Myotonic Dystrophy Research
Clinical activity in myotonic dystrophy type 1 and myotonic dystrophy type 2 focuses on the symptomatic treatment of myotonia, with attention to both short-term control and longer-term management in affected adults.
- DM1
- DM2
- Myotonia
The sponsor’s studies in this area address ongoing treatment needs for neuromuscular symptoms associated with inherited muscle disorders.
Non-Dystrophic Myotonias
Research in non-dystrophic myotonias includes myotonia congenita, paramyotonia congenita, and sodium channel myotonia, reflecting interest in disorders marked by impaired muscle relaxation and stiffness.
- Myotonia congenita
- Paramyotonia congenita
- Sodium channel myotonia
These programmes concentrate on symptomatic relief for adult patients living with channel-related muscle hyperexcitability conditions.
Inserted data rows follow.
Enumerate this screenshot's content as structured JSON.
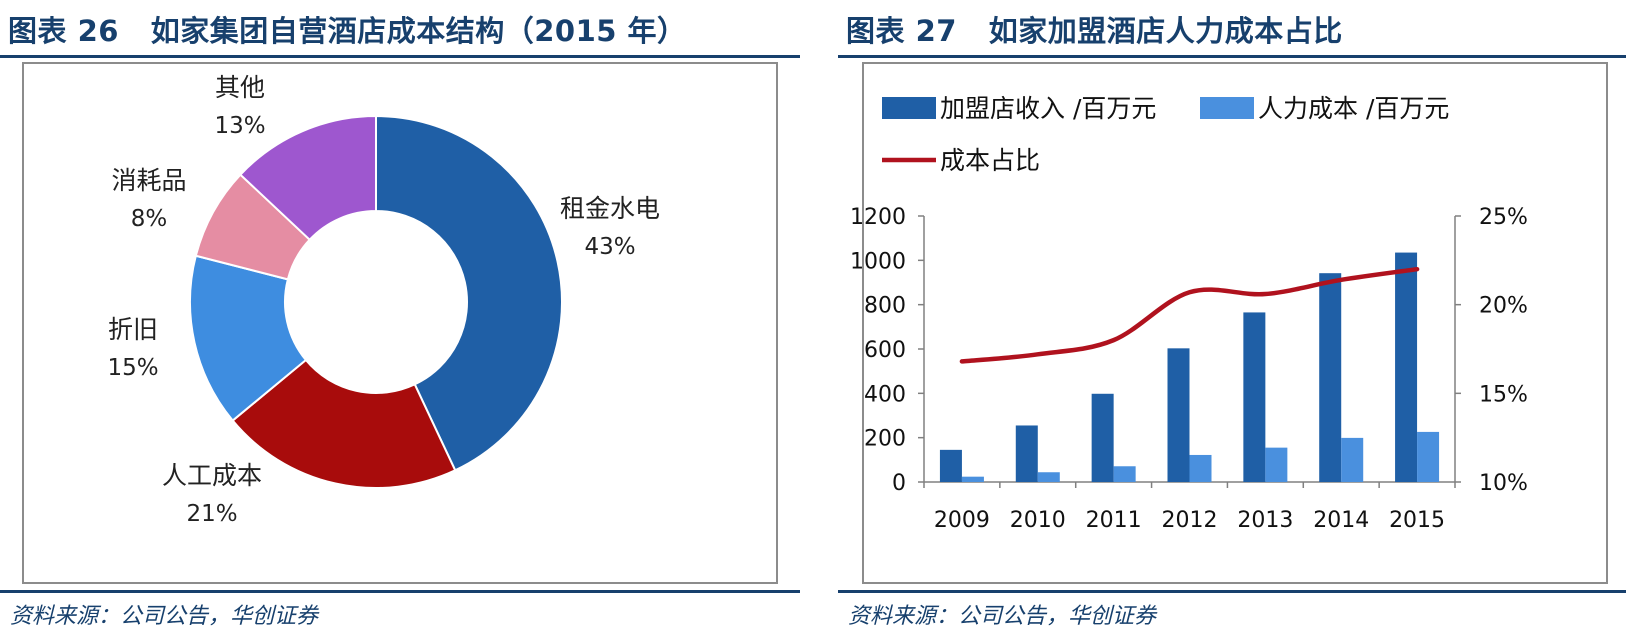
{
  "left_panel": {
    "title": "图表 26   如家集团自营酒店成本结构（2015 年）",
    "source": "资料来源：公司公告，华创证券"
  },
  "right_panel": {
    "title": "图表 27   如家加盟酒店人力成本占比",
    "source": "资料来源：公司公告，华创证券"
  },
  "chart_data": [
    {
      "type": "pie",
      "donut": true,
      "slices": [
        {
          "label": "租金水电",
          "value": 43,
          "pct_label": "43%",
          "color": "#1f5fa6"
        },
        {
          "label": "人工成本",
          "value": 21,
          "pct_label": "21%",
          "color": "#a80c0c"
        },
        {
          "label": "折旧",
          "value": 15,
          "pct_label": "15%",
          "color": "#3e8de0"
        },
        {
          "label": "消耗品",
          "value": 8,
          "pct_label": "8%",
          "color": "#e58da3"
        },
        {
          "label": "其他",
          "value": 13,
          "pct_label": "13%",
          "color": "#9e57cf"
        }
      ]
    },
    {
      "type": "bar",
      "categories": [
        "2009",
        "2010",
        "2011",
        "2012",
        "2013",
        "2014",
        "2015"
      ],
      "series": [
        {
          "name": "加盟店收入 /百万元",
          "type": "bar",
          "axis": "left",
          "color": "#1f5fa6",
          "values": [
            145,
            255,
            398,
            603,
            765,
            942,
            1035
          ]
        },
        {
          "name": "人力成本 /百万元",
          "type": "bar",
          "axis": "left",
          "color": "#4a90de",
          "values": [
            24,
            44,
            71,
            122,
            155,
            199,
            226
          ]
        },
        {
          "name": "成本占比",
          "type": "line",
          "axis": "right",
          "color": "#b0121e",
          "values": [
            0.168,
            0.172,
            0.18,
            0.207,
            0.206,
            0.214,
            0.22
          ]
        }
      ],
      "ylim": [
        0,
        1200
      ],
      "yticks": [
        "0",
        "200",
        "400",
        "600",
        "800",
        "1000",
        "1200"
      ],
      "y2lim": [
        0.1,
        0.25
      ],
      "y2ticks": [
        "10%",
        "15%",
        "20%",
        "25%"
      ],
      "legend_position": "top",
      "grid": false
    }
  ]
}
Neuromuscular Symptom Management
The funded trials emphasise treatment of muscle stiffness, delayed relaxation, and related functional impairment, with a therapeutic focus on improving daily symptom control in neuromuscular disease.
- Muscle stiffness
- Delayed muscle relaxation
- Functional impairment
This area reflects sustained interest in managing the core manifestations of myotonic disorders across distinct patient groups.
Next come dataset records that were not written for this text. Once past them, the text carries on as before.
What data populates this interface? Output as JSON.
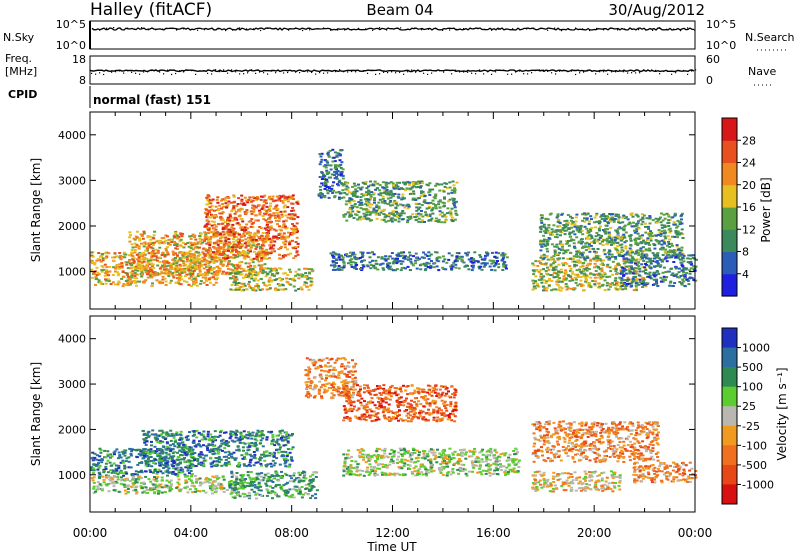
{
  "header": {
    "station": "Halley (fitACF)",
    "beam": "Beam 04",
    "date": "30/Aug/2012"
  },
  "top_strip": {
    "left_label": "N.Sky",
    "left_ticks": [
      "10^5",
      "10^0"
    ],
    "right_label": "N.Search",
    "right_ticks": [
      "10^5",
      "10^0"
    ]
  },
  "freq_strip": {
    "left_label_1": "Freq.",
    "left_label_2": "[MHz]",
    "left_ticks": [
      "18",
      "8"
    ],
    "right_label": "Nave",
    "right_ticks": [
      "60",
      "0"
    ]
  },
  "cpid": {
    "label": "CPID",
    "value": "normal (fast) 151"
  },
  "x_axis": {
    "label": "Time UT",
    "ticks": [
      "00:00",
      "04:00",
      "08:00",
      "12:00",
      "16:00",
      "20:00",
      "00:00"
    ]
  },
  "colors": {
    "power": [
      "#1f1fe0",
      "#2a5cb8",
      "#3c8a5c",
      "#5aa040",
      "#e6c020",
      "#f08a20",
      "#e85020",
      "#d81818"
    ],
    "velocity": [
      "#1f2fc0",
      "#2a6fa0",
      "#2e8a50",
      "#5ccd30",
      "#b8b8b0",
      "#f09a20",
      "#f07020",
      "#e84818",
      "#d81010"
    ]
  },
  "chart_data": [
    {
      "type": "heatmap",
      "title": "Power",
      "xlabel": "Time UT",
      "ylabel": "Slant Range [km]",
      "x_unit": "hours UT",
      "xlim": [
        0,
        24
      ],
      "ylim": [
        180,
        4500
      ],
      "yticks": [
        "1000",
        "2000",
        "3000",
        "4000"
      ],
      "colorbar": {
        "label": "Power [dB]",
        "ticks": [
          "4",
          "8",
          "12",
          "16",
          "20",
          "24",
          "28"
        ],
        "range": [
          0,
          32
        ]
      },
      "regions": [
        {
          "t": [
            0.0,
            5.0
          ],
          "r": [
            700,
            1450
          ],
          "level": 20
        },
        {
          "t": [
            1.5,
            7.0
          ],
          "r": [
            950,
            1900
          ],
          "level": 22
        },
        {
          "t": [
            4.5,
            8.2
          ],
          "r": [
            1300,
            2700
          ],
          "level": 24
        },
        {
          "t": [
            5.5,
            8.8
          ],
          "r": [
            600,
            1100
          ],
          "level": 18
        },
        {
          "t": [
            9.0,
            10.0
          ],
          "r": [
            2600,
            3700
          ],
          "level": 10
        },
        {
          "t": [
            10.0,
            14.5
          ],
          "r": [
            2100,
            3000
          ],
          "level": 14
        },
        {
          "t": [
            9.5,
            16.5
          ],
          "r": [
            1050,
            1450
          ],
          "level": 8
        },
        {
          "t": [
            17.5,
            22.0
          ],
          "r": [
            600,
            1300
          ],
          "level": 16
        },
        {
          "t": [
            17.8,
            23.5
          ],
          "r": [
            1300,
            2300
          ],
          "level": 14
        },
        {
          "t": [
            21.0,
            24.0
          ],
          "r": [
            700,
            1400
          ],
          "level": 10
        }
      ]
    },
    {
      "type": "heatmap",
      "title": "Velocity",
      "xlabel": "Time UT",
      "ylabel": "Slant Range [km]",
      "x_unit": "hours UT",
      "xlim": [
        0,
        24
      ],
      "ylim": [
        180,
        4500
      ],
      "yticks": [
        "1000",
        "2000",
        "3000",
        "4000"
      ],
      "colorbar": {
        "label": "Velocity [m s⁻¹]",
        "ticks": [
          "1000",
          "500",
          "100",
          "25",
          "-25",
          "-100",
          "-500",
          "-1000"
        ]
      },
      "regions": [
        {
          "t": [
            0.0,
            4.0
          ],
          "r": [
            1000,
            1600
          ],
          "level": 2
        },
        {
          "t": [
            0.0,
            6.0
          ],
          "r": [
            600,
            1000
          ],
          "level": 4
        },
        {
          "t": [
            2.0,
            8.0
          ],
          "r": [
            1200,
            2000
          ],
          "level": 2
        },
        {
          "t": [
            5.5,
            9.0
          ],
          "r": [
            500,
            1100
          ],
          "level": 3
        },
        {
          "t": [
            8.5,
            10.5
          ],
          "r": [
            2700,
            3600
          ],
          "level": 6
        },
        {
          "t": [
            10.0,
            14.5
          ],
          "r": [
            2200,
            3000
          ],
          "level": 7
        },
        {
          "t": [
            10.0,
            17.0
          ],
          "r": [
            1000,
            1600
          ],
          "level": 4
        },
        {
          "t": [
            17.5,
            22.5
          ],
          "r": [
            1300,
            2200
          ],
          "level": 6
        },
        {
          "t": [
            17.5,
            21.0
          ],
          "r": [
            650,
            1100
          ],
          "level": 5
        },
        {
          "t": [
            21.5,
            24.0
          ],
          "r": [
            850,
            1300
          ],
          "level": 6
        }
      ]
    }
  ]
}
Mexiletine-Based Therapeutic Development
Current research centres on mexiletine in prolonged-release and immediate-release forms for symptomatic treatment of myotonia, indicating a strong therapeutic emphasis on anti-myotonic pharmacology.
- Prolonged-release mexiletine
- Immediate-release mexiletine
- Anti-myotonic therapy
The portfolio includes ongoing evaluation of tolerability and sustained symptom control in inherited muscle channel disorders.